A SRª PRESIDENTE (Gleisi Hoffmann. Bloco Parlamentar da Resistência Democrática/PT – PR) – Com a palavra o Senador Dário Berger.
O SR. DÁRIO BERGER (PMDB – SC. Pronuncia o seguinte discurso. Sem revisão do orador.) – Senadora Gleisi, que preside os trabalhos, preliminarmente, eu quero também me associar aos demais Senadores e cumprimentar V. Exª pela passagem do seu aniversário.
A SRª PRESIDENTE (Gleisi Hoffmann. Bloco Parlamentar da Resistência Democrática/PT – PR) – Obrigada.
O SR. DÁRIO BERGER (PMDB – SC) – Na verdade, essa é uma data muito especial para nós, porque, quando nós comemoramos o aniversário, estamos comemorando na verdade a vida, que nos deixa mais experientes, mais preparados, que nos impõe certos obstáculos e barreiras, muitas vezes quase intransponíveis, mas a vida segue. Nós precisamos continuar avançando e reconstruindo o Brasil para os brasileiros.
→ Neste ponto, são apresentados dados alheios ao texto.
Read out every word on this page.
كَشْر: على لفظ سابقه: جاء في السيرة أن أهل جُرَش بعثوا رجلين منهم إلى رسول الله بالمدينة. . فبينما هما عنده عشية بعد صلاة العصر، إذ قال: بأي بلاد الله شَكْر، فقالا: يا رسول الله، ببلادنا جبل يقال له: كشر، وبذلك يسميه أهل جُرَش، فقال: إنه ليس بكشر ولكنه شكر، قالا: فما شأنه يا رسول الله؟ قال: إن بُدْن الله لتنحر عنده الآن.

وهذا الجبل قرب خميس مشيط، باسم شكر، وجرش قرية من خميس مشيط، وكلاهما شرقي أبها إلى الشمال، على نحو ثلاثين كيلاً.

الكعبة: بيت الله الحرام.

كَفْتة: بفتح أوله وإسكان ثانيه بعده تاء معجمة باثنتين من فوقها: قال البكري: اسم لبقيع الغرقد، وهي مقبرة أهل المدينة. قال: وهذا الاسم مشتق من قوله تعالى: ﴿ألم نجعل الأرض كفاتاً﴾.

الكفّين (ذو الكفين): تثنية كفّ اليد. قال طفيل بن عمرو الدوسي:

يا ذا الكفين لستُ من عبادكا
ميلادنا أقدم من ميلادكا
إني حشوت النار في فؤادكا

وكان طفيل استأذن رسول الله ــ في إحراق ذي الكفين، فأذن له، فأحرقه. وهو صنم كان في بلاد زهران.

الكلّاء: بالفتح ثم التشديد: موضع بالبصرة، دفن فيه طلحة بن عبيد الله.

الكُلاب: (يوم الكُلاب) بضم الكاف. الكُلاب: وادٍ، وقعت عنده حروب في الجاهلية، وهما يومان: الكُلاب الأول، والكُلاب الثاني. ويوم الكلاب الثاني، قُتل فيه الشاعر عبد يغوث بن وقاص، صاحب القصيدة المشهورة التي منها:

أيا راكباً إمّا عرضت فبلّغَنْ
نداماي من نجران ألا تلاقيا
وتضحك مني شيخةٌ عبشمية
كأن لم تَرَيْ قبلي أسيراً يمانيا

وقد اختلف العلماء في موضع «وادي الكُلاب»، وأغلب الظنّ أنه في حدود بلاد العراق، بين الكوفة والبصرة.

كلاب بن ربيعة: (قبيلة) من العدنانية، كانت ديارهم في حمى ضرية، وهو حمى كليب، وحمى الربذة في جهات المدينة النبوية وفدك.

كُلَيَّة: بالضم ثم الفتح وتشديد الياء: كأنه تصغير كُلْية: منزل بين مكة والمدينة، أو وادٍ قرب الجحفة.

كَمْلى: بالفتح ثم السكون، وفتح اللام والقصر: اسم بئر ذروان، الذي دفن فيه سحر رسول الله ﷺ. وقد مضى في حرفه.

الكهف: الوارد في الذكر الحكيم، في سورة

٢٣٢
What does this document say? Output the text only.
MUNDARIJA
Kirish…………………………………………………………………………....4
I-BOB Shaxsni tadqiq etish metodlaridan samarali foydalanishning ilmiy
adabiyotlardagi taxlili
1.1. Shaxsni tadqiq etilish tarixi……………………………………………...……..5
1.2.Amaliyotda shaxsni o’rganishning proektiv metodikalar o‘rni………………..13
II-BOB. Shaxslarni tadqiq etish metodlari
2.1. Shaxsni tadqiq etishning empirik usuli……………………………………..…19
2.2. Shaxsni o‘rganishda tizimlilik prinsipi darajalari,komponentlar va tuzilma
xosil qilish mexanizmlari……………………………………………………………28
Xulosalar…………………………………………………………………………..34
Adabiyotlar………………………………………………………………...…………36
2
Pois muito bem, Srª Presidente, Srs. Senadores e Srªs Senadoras, no dia 14 de junho deste ano, o Tribunal de Contas da União decidiu auditar os valores dos salários pagos pelas estatais não dependentes aos seus presidentes e também aos seus diretores e demais colaboradores. Os ministros daquela Corte entenderam existir manifesto descompasso entre os valores praticados pela iniciativa privada e aqueles pagos pelas estatais e sociedades de economia mista em todo o País.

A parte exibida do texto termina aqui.